Memahami Ahlussunah Wal Jama’ah (ASWAJA): Pengertian dan Sejarahnya

Memahami Ahlussunah Wal Jama’ah (ASWAJA): Pengertian dan Sejarahnya

Oleh KH Abdurrahman Navis, Lc. MHI

Di era modern ini ternyata masih ada orang yang belum memahami apa dan bagaimana ahlus sunnah wal jama’ah (ASWAJA). Mengapa memahami Aswaja penting?

Tak lain adalah agar kita memiliki pilihan dan panduan ajaran yang tepat dalam menjalankan ritual ibadah kita.

Secara mendetail, pembahasan mengenai Ahlus Sunnah Wal Jama’ah (ASWAJA) memang sangat panjang.
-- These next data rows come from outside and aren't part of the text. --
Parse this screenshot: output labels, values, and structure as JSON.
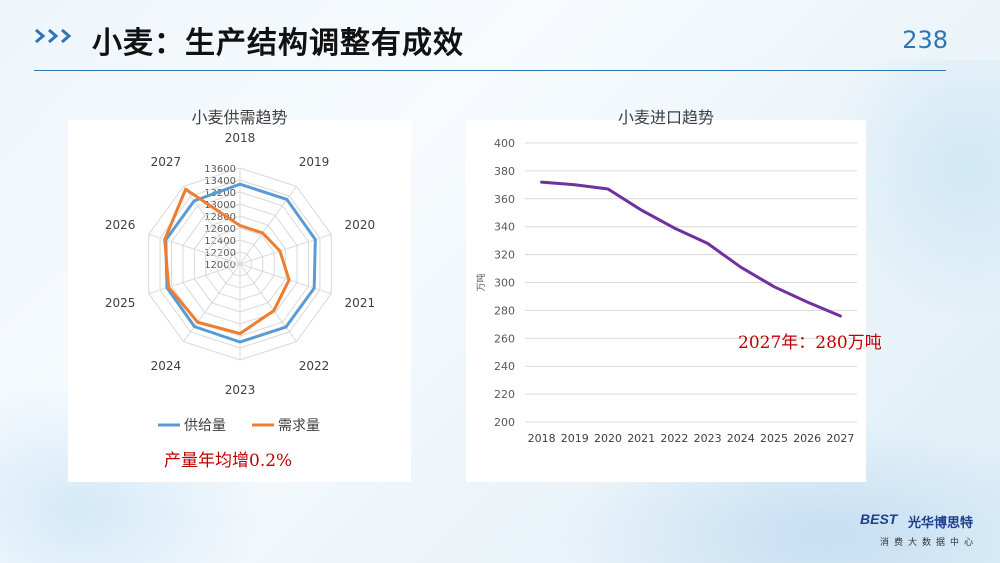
{
  "header": {
    "title": "小麦：生产结构调整有成效",
    "page_number": "238"
  },
  "logo": {
    "brand": "BEST",
    "name_cn": "光华博思特",
    "subtitle": "消费大数据中心"
  },
  "colors": {
    "accent": "#2e75b6",
    "supply": "#5b9bd5",
    "demand": "#ed7d31",
    "imports": "#7030a0",
    "note": "#c00000"
  },
  "notes": {
    "radar": "产量年均增0.2%",
    "line": "2027年：280万吨"
  },
  "chart_data": [
    {
      "type": "radar",
      "title": "小麦供需趋势",
      "categories": [
        "2018",
        "2019",
        "2020",
        "2021",
        "2022",
        "2023",
        "2024",
        "2025",
        "2026",
        "2027"
      ],
      "rlim": [
        12000,
        13600
      ],
      "ticks": [
        "12000",
        "12200",
        "12400",
        "12600",
        "12800",
        "13000",
        "13200",
        "13400",
        "13600"
      ],
      "tick_values": [
        12000,
        12200,
        12400,
        12600,
        12800,
        13000,
        13200,
        13400,
        13600
      ],
      "series": [
        {
          "name": "供给量",
          "values": [
            13330,
            13330,
            13320,
            13300,
            13300,
            13300,
            13290,
            13280,
            13300,
            13300
          ]
        },
        {
          "name": "需求量",
          "values": [
            12640,
            12640,
            12700,
            12860,
            12960,
            13160,
            13200,
            13250,
            13320,
            13540
          ]
        }
      ],
      "legend": "bottom"
    },
    {
      "type": "line",
      "title": "小麦进口趋势",
      "x": [
        "2018",
        "2019",
        "2020",
        "2021",
        "2022",
        "2023",
        "2024",
        "2025",
        "2026",
        "2027"
      ],
      "values": [
        372,
        370,
        367,
        352,
        339,
        328,
        311,
        297,
        286,
        276
      ],
      "ylabel": "万吨",
      "ylim": [
        200,
        400
      ],
      "yticks": [
        "200",
        "220",
        "240",
        "260",
        "280",
        "300",
        "320",
        "340",
        "360",
        "380",
        "400"
      ],
      "ytick_values": [
        200,
        220,
        240,
        260,
        280,
        300,
        320,
        340,
        360,
        380,
        400
      ],
      "grid": true
    }
  ]
}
Namun secara singkat, berikut ini adalah penjelasan tentang pengertian dan sejarah Ahlus Sunnah Wal Jama’ah.

I. Pengertian Ahlus Sunnah Wal Jama’ah (ASWAJA)

Secara definisi, Ahlussunnah wa Al jamaah terbagi dua, yaitu: definisi secara umum dan definisi secara khusus.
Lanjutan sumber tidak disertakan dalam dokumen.